Washington filed a complaint at the 148-member global trade body in May about plans for European government aid to fund the development of Airbus's A350 _ a mid-sized jet aimed at competing with Boeing's 787 Dreamliner. Airbus is a joint venture of Netherlands-based EADS NV, with an 80 percent stake, and U.K.-based BAE Systems PLC, which owns 20 percent.

The EU then filed a counter-complaint, claiming that Chicago-based Boeing continues to benefit from massive subsidies in violation of international trade agreements.

The U.S. has argued that Airbus has used massive amounts of EU and member state subsidies to seize more than half of the world's civil aircraft market at the expense of Boeing.

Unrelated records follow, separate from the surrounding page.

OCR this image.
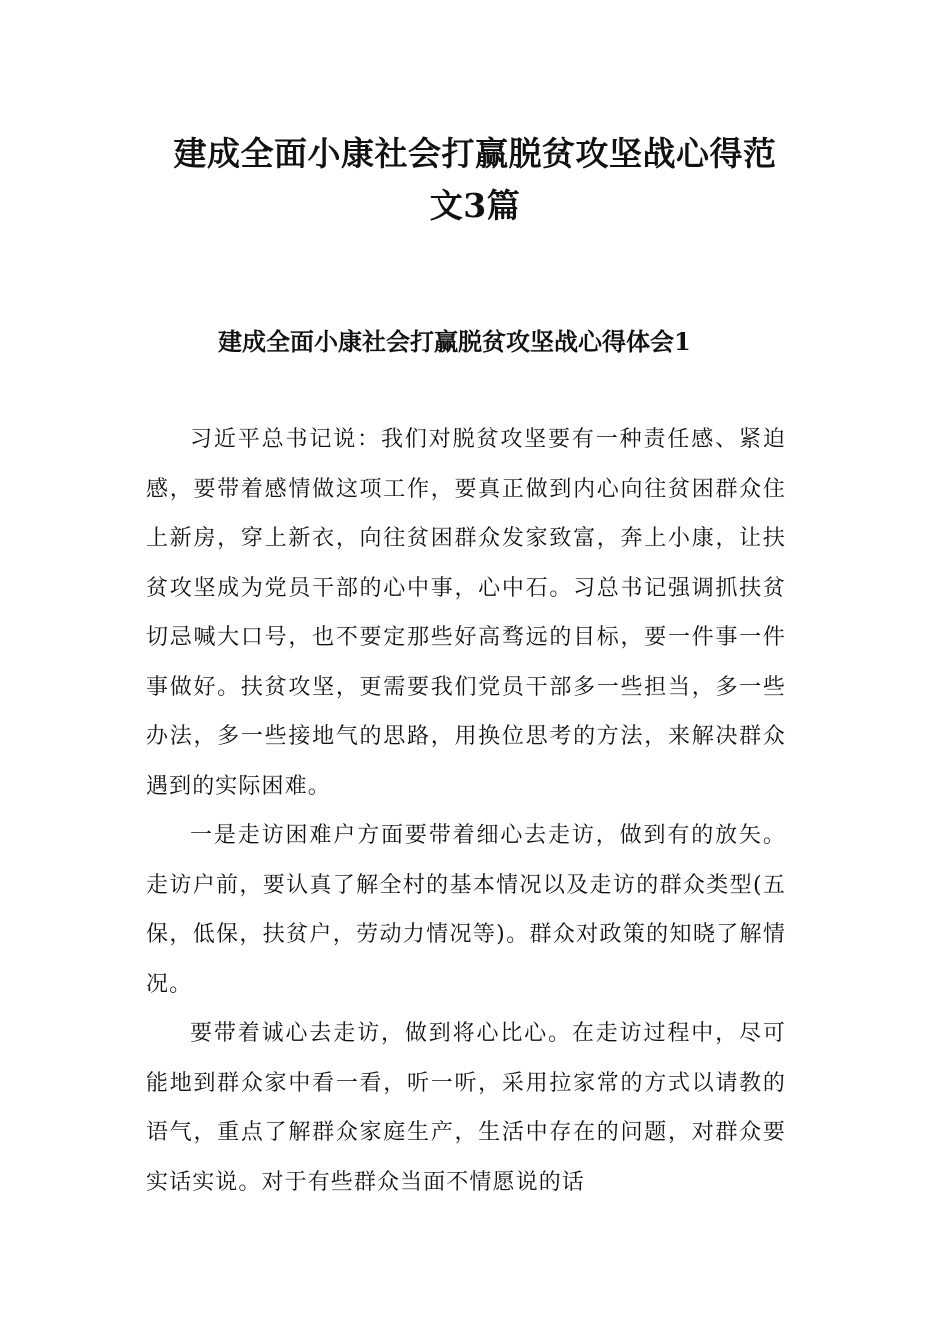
建成全面小康社会打赢脱贫攻坚战心得范
文3篇
建成全面小康社会打赢脱贫攻坚战心得体会1

习近平总书记说：我们对脱贫攻坚要有一种责任感、紧迫感，要带着感情做这项工作，要真正做到内心向往贫困群众住上新房，穿上新衣，向往贫困群众发家致富，奔上小康，让扶贫攻坚成为党员干部的心中事，心中石。习总书记强调抓扶贫切忌喊大口号，也不要定那些好高骛远的目标，要一件事一件事做好。扶贫攻坚，更需要我们党员干部多一些担当，多一些办法，多一些接地气的思路，用换位思考的方法，来解决群众遇到的实际困难。

一是走访困难户方面要带着细心去走访，做到有的放矢。走访户前，要认真了解全村的基本情况以及走访的群众类型(五保，低保，扶贫户，劳动力情况等)。群众对政策的知晓了解情况。

要带着诚心去走访，做到将心比心。在走访过程中，尽可能地到群众家中看一看，听一听，采用拉家常的方式以请教的语气，重点了解群众家庭生产，生活中存在的问题，对群众要实话实说。对于有些群众当面不情愿说的话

''We are going to the WTO because we want to see the end to launch aid and other new subsidies,'' Mills said.

Washington says it has been seeking negotiations with the EU for over a year to end subsidies for civil aircraft.

The EU ''has only been willing to reduce subsidies, not end them,'' the United States said in a statement to the dispute settlement body. ''Even now, certain (EU) member states are insisting on providing new subsidies to Airbus that Airbus says it does not even need.''

But the EU argued that it has been Boeing that has distorted the civil aircraft market, and dismissed U.S. claims of illegal European support for Airbus as ''purely speculative.''

''This procedure will clearly show how massively Boeing is being subsidized,'' said trade official Raimund Raith, who represented the EU at the meeting of the dispute settlement body.

The EU ''has made genuine attempts to settle the case amicably instead of pursuing the path of litigation,'' Raith said. ''Unfortunately the U.S. was not prepared to move an inch.''

The EU and United States now must now decide on three to five arbitrators for each panel. Once that has been agreed on, in theory the panels will have nine months to produce their findings, although the case is expected to last much longer.

EU Trade Commissioner Peter Mandelson has said it could take ''years to resolve'' the standoff but it would likely result in a legal stalemate.

The complaints reactivated a legal process at the WTO that was frozen when the EU and the U.S. entered negotiations at the beginning of the year.

Without government financing, both Airbus and Boeing would be forced to cut back on new cost-saving technologies and new planes, analysts have said.

Airbus spokeswoman Barbara Kracht declined to comment, saying it was a matter for the European Commission to handle. Boeing did not immediately issue a comment.

Shares of Boeing fell 4 cents to $64.85 in midday trading on the New York Stock Exchange.